Au milieu des chrysanthèmes, dans les vapeurs immaculées du matin, les premiers rayons du soleil éclairent timidement son visage pâle, son visage d’enfant.
J’aime passer mes doigts dans sa chevelure flamboyante
J’aime la sentir, la toucher, la voir, la boire
J’aime la sensation de sa peau satinée contre la mienne
J’aime sa façon de se blottir contre mon flanc
J’aime son innocence
J’aime son rire.
C’est un rire dont je pourrais me nourrir, m’abreuver, un rire qui me ferait souffrir, qui me ferait mourir, mais d’une mort encore plus belle que la vie.
J’aime respirer son odeur, son parfum, j’aime le respirer et m’en emplir les poumons jusqu’à épuisement puis recommencer.

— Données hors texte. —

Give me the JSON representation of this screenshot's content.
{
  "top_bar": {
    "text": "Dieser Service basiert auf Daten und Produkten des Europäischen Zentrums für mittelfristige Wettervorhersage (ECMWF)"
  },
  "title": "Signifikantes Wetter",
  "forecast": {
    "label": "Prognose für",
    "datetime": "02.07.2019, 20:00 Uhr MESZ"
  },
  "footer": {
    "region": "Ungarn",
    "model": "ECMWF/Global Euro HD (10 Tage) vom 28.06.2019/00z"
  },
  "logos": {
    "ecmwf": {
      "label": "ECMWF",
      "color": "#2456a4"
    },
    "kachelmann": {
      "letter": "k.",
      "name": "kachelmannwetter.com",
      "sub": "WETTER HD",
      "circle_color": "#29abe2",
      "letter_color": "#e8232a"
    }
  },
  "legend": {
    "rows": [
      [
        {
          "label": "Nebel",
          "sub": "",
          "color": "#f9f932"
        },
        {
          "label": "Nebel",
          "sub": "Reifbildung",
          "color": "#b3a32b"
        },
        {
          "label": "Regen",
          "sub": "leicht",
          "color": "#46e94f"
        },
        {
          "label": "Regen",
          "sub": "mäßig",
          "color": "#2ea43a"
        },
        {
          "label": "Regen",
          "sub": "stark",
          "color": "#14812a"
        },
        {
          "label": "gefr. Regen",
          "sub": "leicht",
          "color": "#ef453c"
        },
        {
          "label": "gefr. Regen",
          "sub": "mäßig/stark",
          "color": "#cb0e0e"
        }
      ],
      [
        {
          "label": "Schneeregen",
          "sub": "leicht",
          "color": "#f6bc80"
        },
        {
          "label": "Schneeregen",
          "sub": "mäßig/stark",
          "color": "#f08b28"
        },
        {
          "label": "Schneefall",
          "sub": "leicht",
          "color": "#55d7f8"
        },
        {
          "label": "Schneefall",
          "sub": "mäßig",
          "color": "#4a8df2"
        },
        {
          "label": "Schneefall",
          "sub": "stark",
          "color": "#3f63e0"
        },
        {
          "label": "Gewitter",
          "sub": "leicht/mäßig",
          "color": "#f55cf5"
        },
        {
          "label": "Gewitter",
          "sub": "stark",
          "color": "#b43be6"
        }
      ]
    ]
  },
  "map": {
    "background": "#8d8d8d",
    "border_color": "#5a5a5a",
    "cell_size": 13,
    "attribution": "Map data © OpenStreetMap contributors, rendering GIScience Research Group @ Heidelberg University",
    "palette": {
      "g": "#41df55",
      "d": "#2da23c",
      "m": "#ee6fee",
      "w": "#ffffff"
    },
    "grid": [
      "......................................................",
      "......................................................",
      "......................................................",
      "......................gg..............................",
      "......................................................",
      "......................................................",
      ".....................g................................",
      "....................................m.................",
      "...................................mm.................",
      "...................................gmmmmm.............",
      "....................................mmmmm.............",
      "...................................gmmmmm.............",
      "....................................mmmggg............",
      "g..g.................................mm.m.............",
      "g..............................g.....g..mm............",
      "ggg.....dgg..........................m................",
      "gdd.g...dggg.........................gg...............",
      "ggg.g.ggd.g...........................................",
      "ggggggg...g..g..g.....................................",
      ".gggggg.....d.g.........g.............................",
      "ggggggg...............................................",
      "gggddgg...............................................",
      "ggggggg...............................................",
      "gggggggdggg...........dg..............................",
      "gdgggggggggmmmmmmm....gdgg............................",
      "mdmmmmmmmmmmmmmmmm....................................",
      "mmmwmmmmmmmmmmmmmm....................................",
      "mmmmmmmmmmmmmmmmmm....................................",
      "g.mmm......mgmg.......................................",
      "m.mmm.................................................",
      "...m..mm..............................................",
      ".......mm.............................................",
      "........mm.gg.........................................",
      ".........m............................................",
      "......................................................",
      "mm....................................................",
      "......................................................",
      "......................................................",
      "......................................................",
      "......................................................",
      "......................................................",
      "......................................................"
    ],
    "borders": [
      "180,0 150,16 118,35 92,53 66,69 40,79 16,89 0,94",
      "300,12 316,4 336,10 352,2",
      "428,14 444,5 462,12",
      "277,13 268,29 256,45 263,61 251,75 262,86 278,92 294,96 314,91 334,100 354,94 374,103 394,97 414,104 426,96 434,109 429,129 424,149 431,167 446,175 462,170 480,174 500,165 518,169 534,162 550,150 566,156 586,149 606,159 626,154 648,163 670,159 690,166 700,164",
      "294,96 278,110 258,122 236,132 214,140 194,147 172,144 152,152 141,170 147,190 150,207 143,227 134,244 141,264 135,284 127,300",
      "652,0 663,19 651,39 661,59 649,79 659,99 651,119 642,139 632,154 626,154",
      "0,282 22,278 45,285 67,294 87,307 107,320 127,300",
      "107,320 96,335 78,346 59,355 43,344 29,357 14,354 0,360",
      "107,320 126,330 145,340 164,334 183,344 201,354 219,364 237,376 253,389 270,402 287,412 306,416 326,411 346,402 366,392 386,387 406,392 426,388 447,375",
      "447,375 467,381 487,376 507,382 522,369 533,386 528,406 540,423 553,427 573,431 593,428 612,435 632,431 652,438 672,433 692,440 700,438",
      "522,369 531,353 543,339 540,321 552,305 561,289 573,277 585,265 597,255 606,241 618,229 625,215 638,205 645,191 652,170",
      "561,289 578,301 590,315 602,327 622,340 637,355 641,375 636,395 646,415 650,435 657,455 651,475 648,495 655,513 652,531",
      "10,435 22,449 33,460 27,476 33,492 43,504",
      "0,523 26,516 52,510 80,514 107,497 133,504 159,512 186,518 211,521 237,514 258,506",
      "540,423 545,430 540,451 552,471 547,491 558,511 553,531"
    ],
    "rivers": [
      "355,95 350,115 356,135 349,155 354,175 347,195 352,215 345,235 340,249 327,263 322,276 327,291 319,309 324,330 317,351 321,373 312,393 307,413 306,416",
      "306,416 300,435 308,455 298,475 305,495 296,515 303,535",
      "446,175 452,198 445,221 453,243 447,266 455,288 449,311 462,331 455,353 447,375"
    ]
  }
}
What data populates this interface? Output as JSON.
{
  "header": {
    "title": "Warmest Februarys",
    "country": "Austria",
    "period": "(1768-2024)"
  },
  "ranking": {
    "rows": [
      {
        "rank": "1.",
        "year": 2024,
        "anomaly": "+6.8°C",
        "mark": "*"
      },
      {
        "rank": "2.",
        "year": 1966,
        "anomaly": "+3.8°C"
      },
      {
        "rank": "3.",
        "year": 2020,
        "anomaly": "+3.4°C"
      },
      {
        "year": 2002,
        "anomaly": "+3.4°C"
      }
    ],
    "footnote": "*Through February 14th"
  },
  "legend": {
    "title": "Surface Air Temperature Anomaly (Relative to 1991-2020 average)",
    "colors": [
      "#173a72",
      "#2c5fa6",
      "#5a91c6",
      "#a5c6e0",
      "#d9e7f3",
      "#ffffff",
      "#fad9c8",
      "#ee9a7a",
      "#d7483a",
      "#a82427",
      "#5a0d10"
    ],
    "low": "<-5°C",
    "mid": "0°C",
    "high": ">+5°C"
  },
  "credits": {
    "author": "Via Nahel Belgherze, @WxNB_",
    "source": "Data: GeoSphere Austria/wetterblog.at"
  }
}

Son odeur sonne comme la lyre. C’est une odeur pleine d’allégresse aux notes sucrées. Le type d’odeur sur lesquelles les petites filles s’arrêtent chez le pâtissier.
Au milieu des draps de flanelle, à l’heure à laquelle on quitte les bras de Morphée, l’heure à laquelle tous les rêveurs espèrent continuer à rêver éveillés, l’heure à laquelle le monde onirique empiète encore sur la réalité,
elle s’éveille.
Nos doigts se mêlent, se caressent, s’entremêlent, dansent avec une harmonie passionnelle et une passion charnelle.
Mon corps, mon enveloppe corporelle n’est plus qu’à elle.
« Non, n’écris pas, ne cries pas,
N’écris pas le mot « amour », je n’en veux pas, il est trop réel, trop concret, j’ai l’impression que je peux le palper, l’utiliser, le jeter, parce qu’il me hait, parce qu’il me meurtrit, parce que l’amour est mortel.
Non, ne l’écris pas et cries à la place le mot « rêver » parce que c’est ce que tu es, avec toi je ne vis pas, je rêve, parce que tu es irréelle et que le rêve est éternel. »
Elle le dit, elle le crie, elle le hurle et elle me brûle. La flamme qui l’allume découpe mon corps en lambeaux comme si j’étais son flambeau.
J’aime sa respiration saccadée, j’aime voir son front ruisselant de passion et sa peau briller.
J’aime effleurer ses lèvres humides
J’aime son pouls rapide et son air essoufflé de nouveau né
J’aime l’entendre reprendre son souffle dans un crissement et m’envoler.
J’aime quand elle s’empare de ma mémoire et qu’elle la rend plus belle. Plus belle encore que la vie, plus belle que la mort, plus belle qu’elle.
Un voile blanc se dépose sur ce souvenir et le transforme en billet
En billet, ou plutôt, en ticket
Un aller sans retour
Qui tombe dans mes limbes mémorielles.
J’ouvre les yeux et, comme un songe d’une nuit d’été, elle s’est évanouie.